Vegas shooter's weapons cache included devices enabling automatic gunfire, report says

By Perry Chiaramonte

Published October 02, 2017

Stephen Paddock’s ability to kill scores of concertgoers Sunday night may have come from using modified semi-automatic weapons with high-capacity magazines, something that enabled him to shoot hundreds of rounds in just a few minutes.

When the feds stormed the hotel room that the 64-year-old Nevada resident used to launch his massacre, they found 23 weapons -- along with two devices that are attached to the stocks of semi-automatic guns to allow fully automatic gunfire, two officials familiar with the investigation told The Associated Press.

Automatic weapons fire a stream of bullets when the trigger is pulled once and held. They differ from semiautomatic weapons, which require one trigger pull for eachz round fired. 

Unless a person is a member of the military or a police agency, obtaining an automatic firearm is difficult and expensive. Potential buyers must first locate a gun dealer who is authorized to sell automatic weapons. Then they must submit applications to both federal and local agencies. If those applications are approved, the buyer must pay $200 for a tax stamp.

But semi-automatic rifles can be modified to fire fully automatic. Sometimes, add-on devices are attached to the stock that allows a method called bump firing – in which the shooter uses the recoil of the gun to push the trigger against the stationary finger allowing for a rapid succession of shots, similar to a fully automatic firearm.
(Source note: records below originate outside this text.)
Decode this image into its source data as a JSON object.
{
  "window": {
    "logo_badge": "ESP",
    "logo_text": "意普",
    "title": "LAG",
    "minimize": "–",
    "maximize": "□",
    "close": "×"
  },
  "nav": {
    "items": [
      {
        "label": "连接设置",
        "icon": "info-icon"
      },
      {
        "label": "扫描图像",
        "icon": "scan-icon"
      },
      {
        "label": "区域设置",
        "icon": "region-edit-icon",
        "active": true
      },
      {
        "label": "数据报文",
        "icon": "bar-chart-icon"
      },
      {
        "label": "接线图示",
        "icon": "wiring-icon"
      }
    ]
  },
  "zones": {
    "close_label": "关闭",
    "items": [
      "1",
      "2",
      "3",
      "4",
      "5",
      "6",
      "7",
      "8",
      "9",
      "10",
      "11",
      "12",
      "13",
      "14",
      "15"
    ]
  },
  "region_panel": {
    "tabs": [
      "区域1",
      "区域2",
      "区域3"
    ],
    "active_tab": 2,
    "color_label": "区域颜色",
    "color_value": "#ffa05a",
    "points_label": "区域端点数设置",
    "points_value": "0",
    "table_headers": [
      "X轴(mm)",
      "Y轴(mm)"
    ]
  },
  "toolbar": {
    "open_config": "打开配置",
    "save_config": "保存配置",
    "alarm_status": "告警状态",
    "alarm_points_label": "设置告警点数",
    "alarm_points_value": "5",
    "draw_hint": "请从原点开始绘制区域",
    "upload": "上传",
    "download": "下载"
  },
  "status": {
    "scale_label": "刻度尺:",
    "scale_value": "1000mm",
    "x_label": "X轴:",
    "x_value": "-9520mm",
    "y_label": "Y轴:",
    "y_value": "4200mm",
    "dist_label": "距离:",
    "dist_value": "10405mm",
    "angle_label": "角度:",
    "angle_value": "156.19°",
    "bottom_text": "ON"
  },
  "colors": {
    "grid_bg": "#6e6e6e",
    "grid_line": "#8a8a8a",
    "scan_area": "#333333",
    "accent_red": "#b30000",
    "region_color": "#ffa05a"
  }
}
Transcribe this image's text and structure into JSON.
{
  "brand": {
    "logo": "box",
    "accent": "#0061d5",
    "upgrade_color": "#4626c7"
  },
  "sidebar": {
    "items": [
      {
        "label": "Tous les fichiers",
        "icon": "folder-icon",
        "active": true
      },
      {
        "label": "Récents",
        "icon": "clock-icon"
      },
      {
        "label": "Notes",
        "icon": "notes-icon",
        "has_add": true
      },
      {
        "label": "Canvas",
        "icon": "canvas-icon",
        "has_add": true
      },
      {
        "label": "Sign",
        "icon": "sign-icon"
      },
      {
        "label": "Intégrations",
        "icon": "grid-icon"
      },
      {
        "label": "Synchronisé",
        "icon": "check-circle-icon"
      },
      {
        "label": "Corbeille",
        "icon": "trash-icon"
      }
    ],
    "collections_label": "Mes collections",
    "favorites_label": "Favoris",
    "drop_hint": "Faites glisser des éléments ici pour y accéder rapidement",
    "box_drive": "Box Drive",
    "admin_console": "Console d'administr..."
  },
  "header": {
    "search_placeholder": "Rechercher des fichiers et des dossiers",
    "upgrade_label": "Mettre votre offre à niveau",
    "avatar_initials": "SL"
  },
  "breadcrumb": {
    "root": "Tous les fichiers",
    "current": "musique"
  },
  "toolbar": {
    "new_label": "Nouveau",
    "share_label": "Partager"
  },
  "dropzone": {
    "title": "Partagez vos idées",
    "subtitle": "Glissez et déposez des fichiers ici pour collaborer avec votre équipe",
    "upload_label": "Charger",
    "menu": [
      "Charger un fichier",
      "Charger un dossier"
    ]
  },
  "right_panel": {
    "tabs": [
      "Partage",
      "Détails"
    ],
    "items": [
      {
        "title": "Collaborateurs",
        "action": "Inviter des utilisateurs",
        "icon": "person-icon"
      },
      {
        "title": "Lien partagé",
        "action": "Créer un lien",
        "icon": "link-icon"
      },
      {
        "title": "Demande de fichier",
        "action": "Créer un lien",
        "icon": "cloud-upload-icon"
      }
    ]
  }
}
Devices called bump stocks can be attached to the rear of a semi-automatic to help facilitate this method. 

Other devices like a trigger crank can also modify these weapons so they fire in an automatic fashion at a low cost.

Weapons found in Paddock’s cache included an AR-15-style and AK-47-style rifles, according to The Wall Street Journal. The latter can switch between automatic and semi-automatic firing but most manufacturers sell a semi-automatic version only.

The owner of a Utah gun store said the Las Vegas shooter visited the shop several times this year and bought a shotgun after passing a federal gun background check.

Dixie GunWorx owner Chris Michel said Paddock claimed he was new to the area and was visiting local gun shops.

Paddock bought the shotgun in February and last visited the store in St. George, Utah, in the spring. It’s a 40-minute drive from where Paddock lived in Mesquite, Nevada.

Michel says he chatted with Paddock to get to know him and make sure there were no signs that he should not be allowed to buy a gun.

The Associated Press contributed to this report.